Słowa Lewandowskiego są wyłącznie jakąś kpiną. On i cała reszta nie ma obowiązku awansować? Ha! To po co w ogóle grają? Niech siedzą w swoich klubikach! Wolę już Kuświka zamiast Lewego, który uważa, że do niczego nie jest zobligowany. Bardzo się myli! Jego pracą jest przecież futbol! A po to się gra, by wygrywać, a nie gadać, że nic nie muszę. Każdy w tej ekipie coś musi! Obojętnie czy mowa jest o podopiecznym Guardioli, czy o Cionku! Naprawdę nie jesteśmy w total, mega, hiper grupie śmierci, aby trząść portkami! Bez jaj! Jedynie nasi sąsiedzi pochodzą z innej galaktyki, a reszta stanowi zwykłą szarość. Wręcz są manekinami, które Polacy powinni łupać jak im się tylko podoba.

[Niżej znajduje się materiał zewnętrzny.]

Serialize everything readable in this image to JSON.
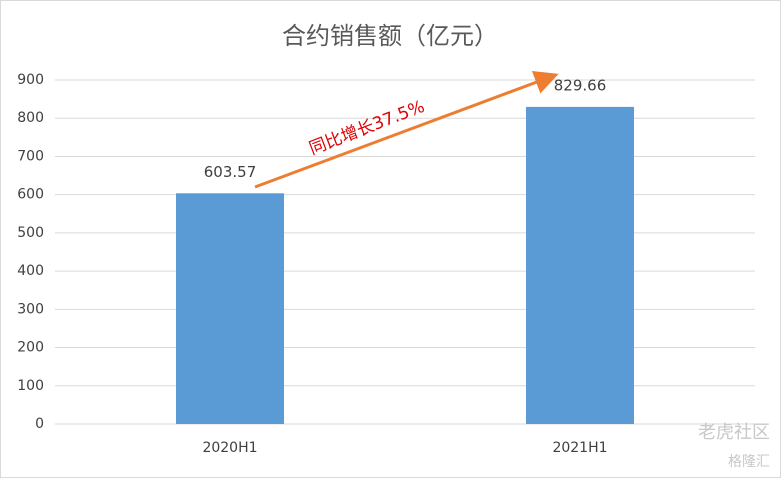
{
  "chart_data": {
    "type": "bar",
    "title": "合约销售额（亿元）",
    "categories": [
      "2020H1",
      "2021H1"
    ],
    "values": [
      603.57,
      829.66
    ],
    "color": "#5b9bd5",
    "ylim": [
      0,
      900
    ],
    "yticks": [
      0,
      100,
      200,
      300,
      400,
      500,
      600,
      700,
      800,
      900
    ],
    "grid": true,
    "annotation": "同比增长37.5%",
    "annotation_color": "#e00000",
    "arrow_color": "#ed7d31",
    "watermarks": [
      "老虎社区",
      "格隆汇"
    ]
  }
}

Oby słowa naszego znakomitego napastnika, który jest znakomity wszędzie oprócz reprezentacji, nie były odzwierciedleniem jego prawdziwych przemyśleń. Bowiem jeżeli naprawdę tak uważa i również połowa kadry posiada podobne zdanie, to nasuwa się jeden wniosek: jesteśmy głęboko w odbycie. Ponieważ co mamy zrobić, jeśli sami zawodnicy są zdania, że nie muszą awansować do powiększonego Euro? Czy również powinniśmy przejawiać podobny optymizm?
Lewandowski jest pesymistycznie nastawiony do nadchodzących meczów. Hmm… Więc nie byłoby lepiej z nim się pożegnać? Po co mi gracz, który przystępuje do określonego zadania bez krzty chęci i przekonania o sensie całego przedsięwzięcia?
Proszę nie słuchać Roberta Lewandowskiego! Awans jest ich pieprzonym obowiązkiem! Bo przy kolejnej kompromitacji, trzeba będzie się zastanowić, czy aby przypadkiem nie rzucić tego wszystkiego i odpuścić sobie zabawę w reprezentację.